5. Turn off radiators in rooms not in use: It’s important not to spend money heating

spare rooms or other rooms not in use during the winter, so if you know a room isn’t

going to be used, make sure you turn the radiator off and close the door to stop cold

air circulating through the rest of the house. When you do need to use the room,

just turn it back on ahead of time to heat it up.


6. Wrap your pipes up warm: We often come across frozen condensate pipes – which

can burst or crack when the water inside turns to ice. The best solution is to stop the

water inside your pipes from freezing in the first place. Insulating materials are an

easy, cost-effective solution, available from most DIY stores – it will ensure the pipes

don’t lose heat saving an average of £15 on your bills and preventing any costly

repairs.


7. Heat your home, not your walls: Cover a thin sheet of card with tinfoil and place it

behind your radiators (if you're feeling particularly crafty you can make it T-shaped

so it sits on your radiator brackets). It'll reflect the heat into your rooms,

meaning they warm up faster and retain more heat. If DIY isn't your thing, you can

also buy ready-made foil insulation. Households can save around £25 a year doing

this depending on the insulation in their home.

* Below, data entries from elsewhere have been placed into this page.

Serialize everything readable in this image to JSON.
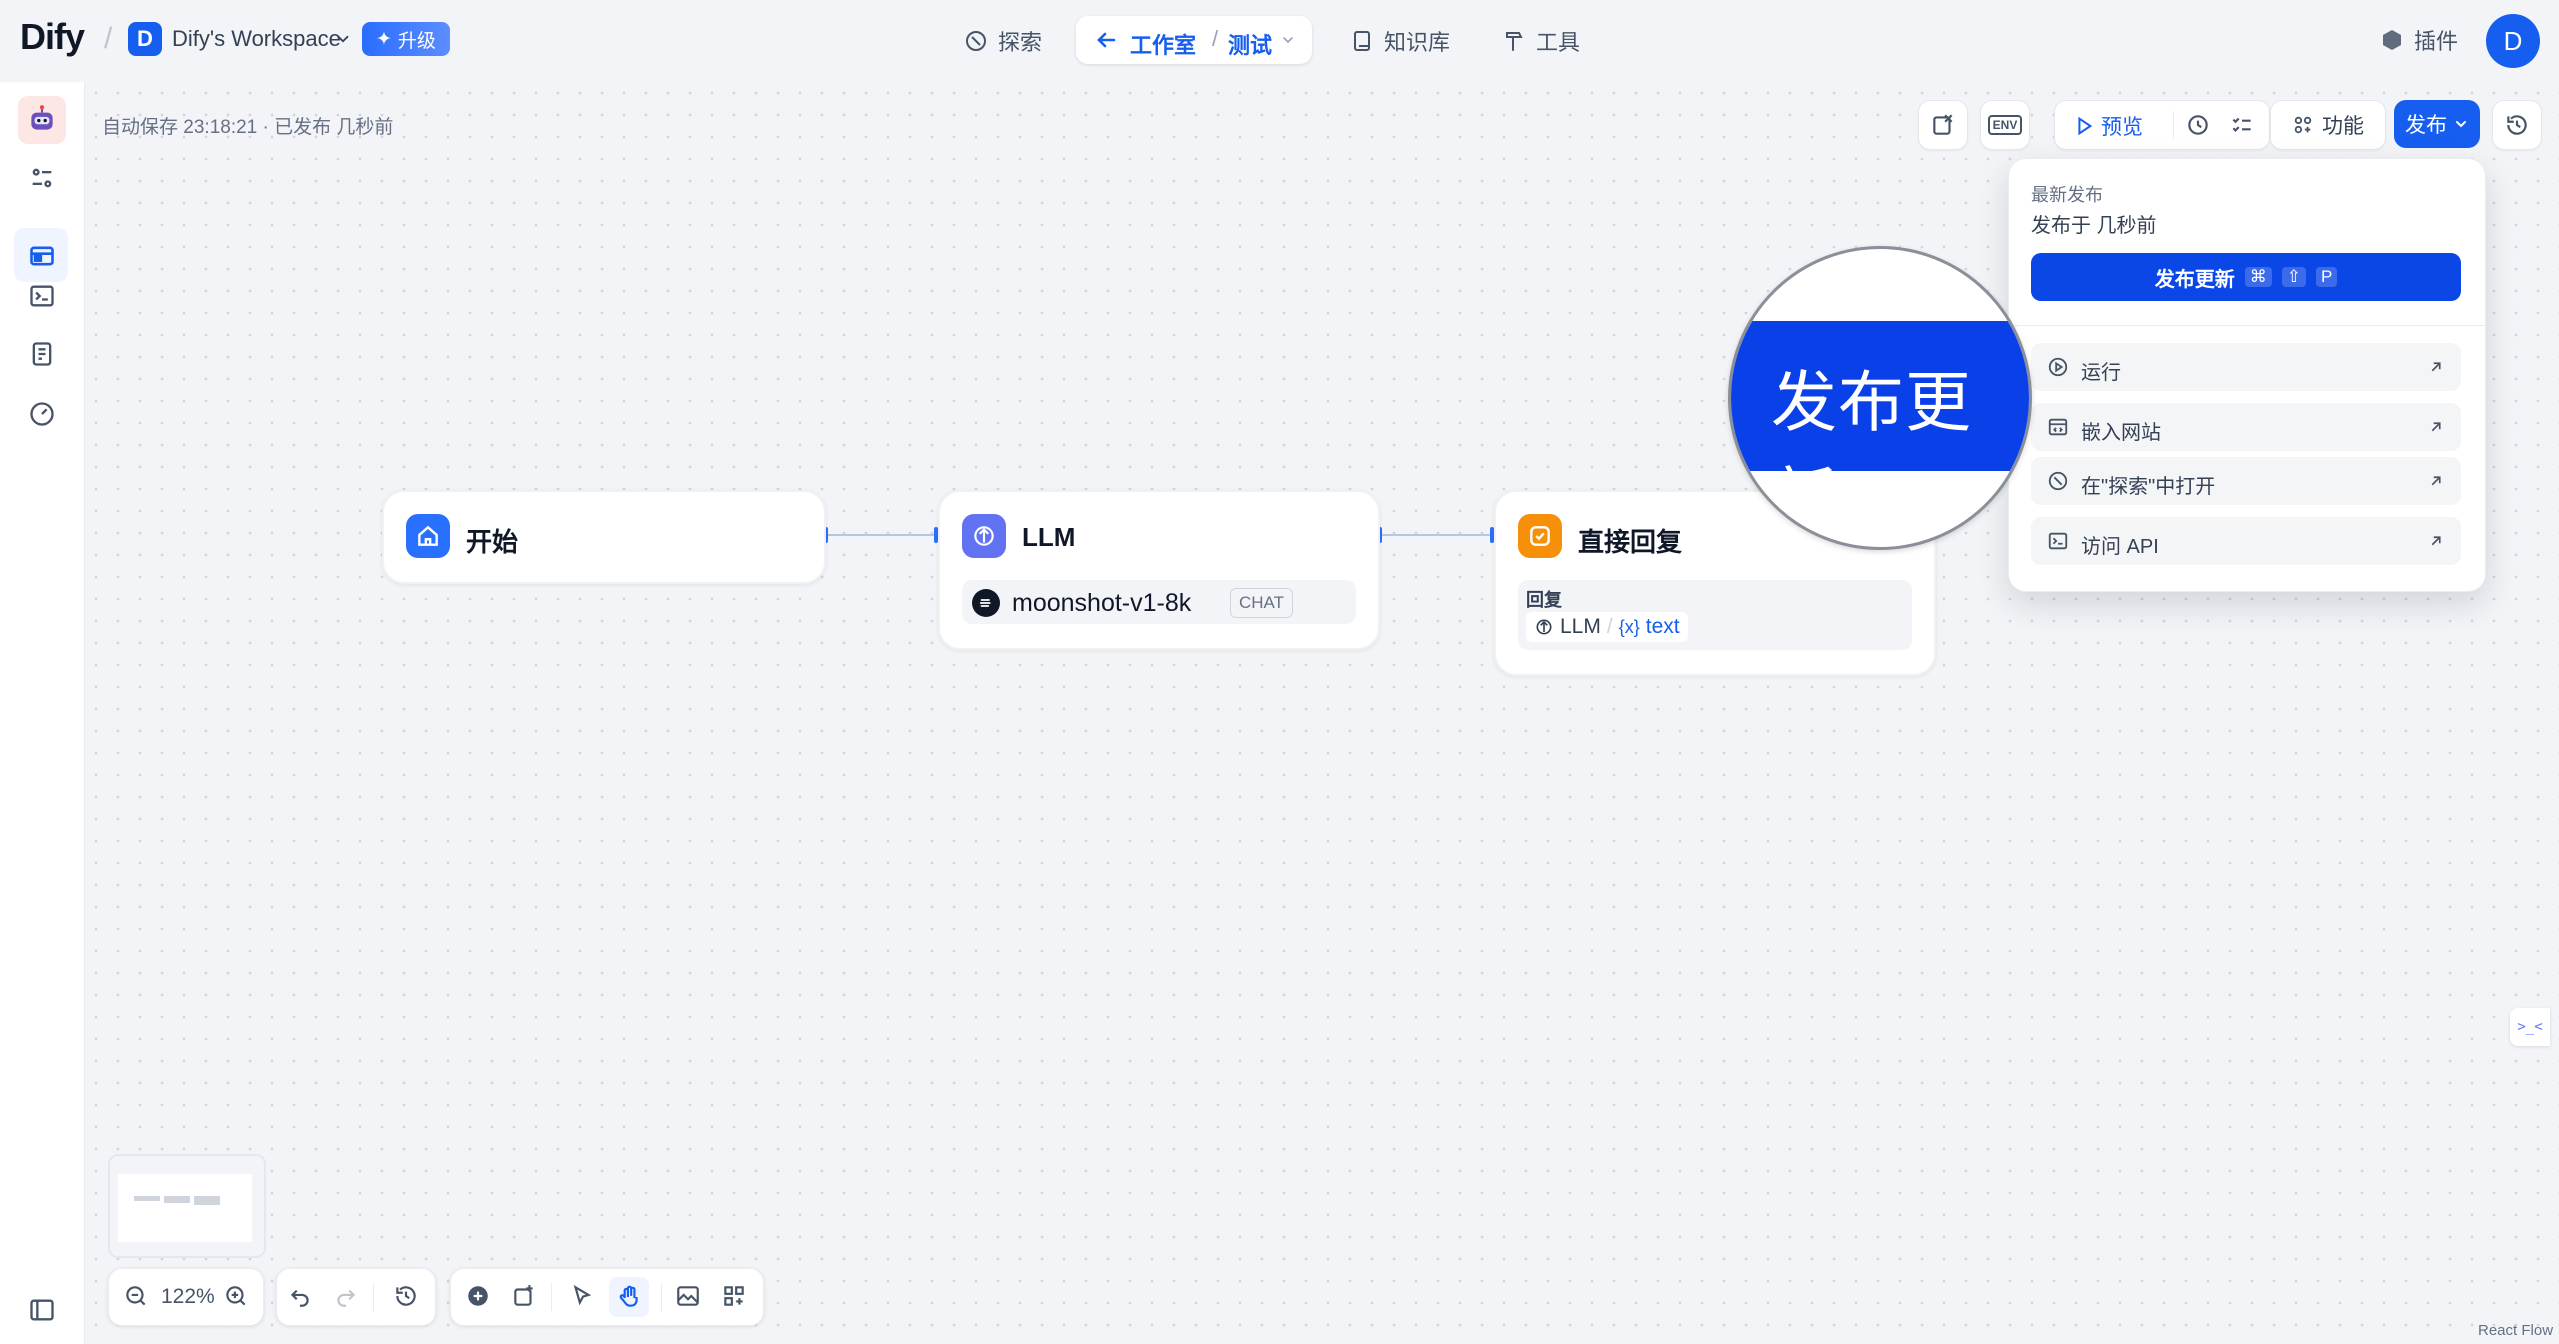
{
  "brand": {
    "logo": "Dify"
  },
  "workspace": {
    "avatar_letter": "D",
    "name": "Dify's Workspace",
    "upgrade_label": "升级"
  },
  "nav": {
    "explore": "探索",
    "studio": "工作室",
    "slash": "/",
    "app_name": "测试",
    "knowledge": "知识库",
    "tools": "工具"
  },
  "header_right": {
    "plugins": "插件",
    "user_letter": "D"
  },
  "canvas": {
    "autosave": "自动保存 23:18:21 · 已发布 几秒前",
    "react_flow": "React Flow",
    "zoom": "122%"
  },
  "toolbar": {
    "env": "ENV",
    "preview": "预览",
    "features": "功能",
    "publish": "发布"
  },
  "nodes": {
    "start": {
      "title": "开始"
    },
    "llm": {
      "title": "LLM",
      "model": "moonshot-v1-8k",
      "mode": "CHAT"
    },
    "answer": {
      "title": "直接回复",
      "label": "回复",
      "var_node": "LLM",
      "var_sep": "/",
      "var_name": "text"
    }
  },
  "publish_panel": {
    "latest_label": "最新发布",
    "published_at": "发布于 几秒前",
    "update_button": "发布更新",
    "shortcut_keys": [
      "⌘",
      "⇧",
      "P"
    ],
    "items": [
      {
        "label": "运行",
        "icon": "play-circle-icon"
      },
      {
        "label": "嵌入网站",
        "icon": "embed-icon"
      },
      {
        "label": "在\"探索\"中打开",
        "icon": "compass-icon"
      },
      {
        "label": "访问 API",
        "icon": "terminal-icon"
      }
    ]
  },
  "magnifier": {
    "text": "发布更新"
  },
  "colors": {
    "primary": "#155eef",
    "start_node": "#2970ff",
    "llm_node": "#6172f3",
    "answer_node": "#f79009"
  }
}
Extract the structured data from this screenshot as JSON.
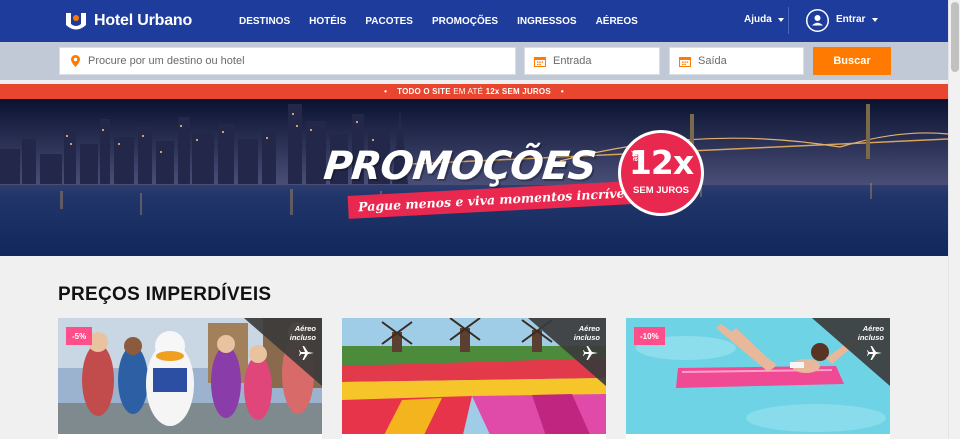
{
  "header": {
    "logo_text": "Hotel Urbano",
    "nav": [
      "DESTINOS",
      "HOTÉIS",
      "PACOTES",
      "PROMOÇÕES",
      "INGRESSOS",
      "AÉREOS"
    ],
    "help_label": "Ajuda",
    "login_label": "Entrar"
  },
  "search": {
    "destination_placeholder": "Procure por um destino ou hotel",
    "checkin_placeholder": "Entrada",
    "checkout_placeholder": "Saída",
    "button_label": "Buscar"
  },
  "banner": {
    "strip_part1": "TODO O SITE",
    "strip_part2": " EM ATÉ ",
    "strip_part3": "12x SEM JUROS",
    "title": "PROMOÇÕES",
    "subtitle": "Pague menos e viva momentos incríveis.",
    "badge_ate": "até",
    "badge_12x": "12x",
    "badge_sem_juros": "SEM JUROS"
  },
  "section": {
    "title": "PREÇOS IMPERDÍVEIS"
  },
  "cards": [
    {
      "discount": "-5%",
      "tag_line1": "Aéreo",
      "tag_line2": "incluso"
    },
    {
      "discount": "",
      "tag_line1": "Aéreo",
      "tag_line2": "incluso"
    },
    {
      "discount": "-10%",
      "tag_line1": "Aéreo",
      "tag_line2": "incluso"
    }
  ],
  "colors": {
    "nav_bg": "#1e3c9c",
    "search_button": "#ff7a00",
    "promo_red": "#e8462f",
    "discount_pink": "#ff4f8a"
  }
}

8. Check your thermostat settings: It’s easy to turn the thermostat up when

it's cold but what temperature should your house be? Aim to set your main

room thermostat somewhere between 18°C and 21°C and you can save around 10

percent on your heating bills – an average of £115 a year – by turning it down by 1

degree. It's also a good idea to set your thermostat to one temperature and then use a timer to turn it on and off when you need the heating most. That way you won't

waste excess energy from leaving the heating on too high, for too long.


9. Get your heating right for bedtime. Set your heating to start 15 minutes before you

wake up and turn off 30 minutes before bed. This can save money and even help you

get a better night’s sleep. You can also turn down the heat in any room, not in use.


10. Be energy smart: Unsurprisingly, winter is the peak season for energy usage. Making the most of smart tech like thermostats means you can control your heating on the go

and avoid wasting money on energy you’re not using. For example, if you’re stuck at

work or delayed on the way home, you can use your smartphone to stop the heating

from coming on too early and warming up an empty house. Also, if you have a smart

meter installed, you can see how much energy you’re using in pounds and pence,

helping you to identify where you can make savings.


11. Get the help you’re entitled to: It’s always worth finding out if you’re eligible for

extra assistance with your energy bills, especially before the cold weather sets in.

Face-to-face advice, financial support, and grants up to £1,500 are available from the

British Gas Energy Trust (even if you’re not a British Gas or Scottish Gas customer).

Most suppliers also offer assistance funds to provide grants towards energy costs.”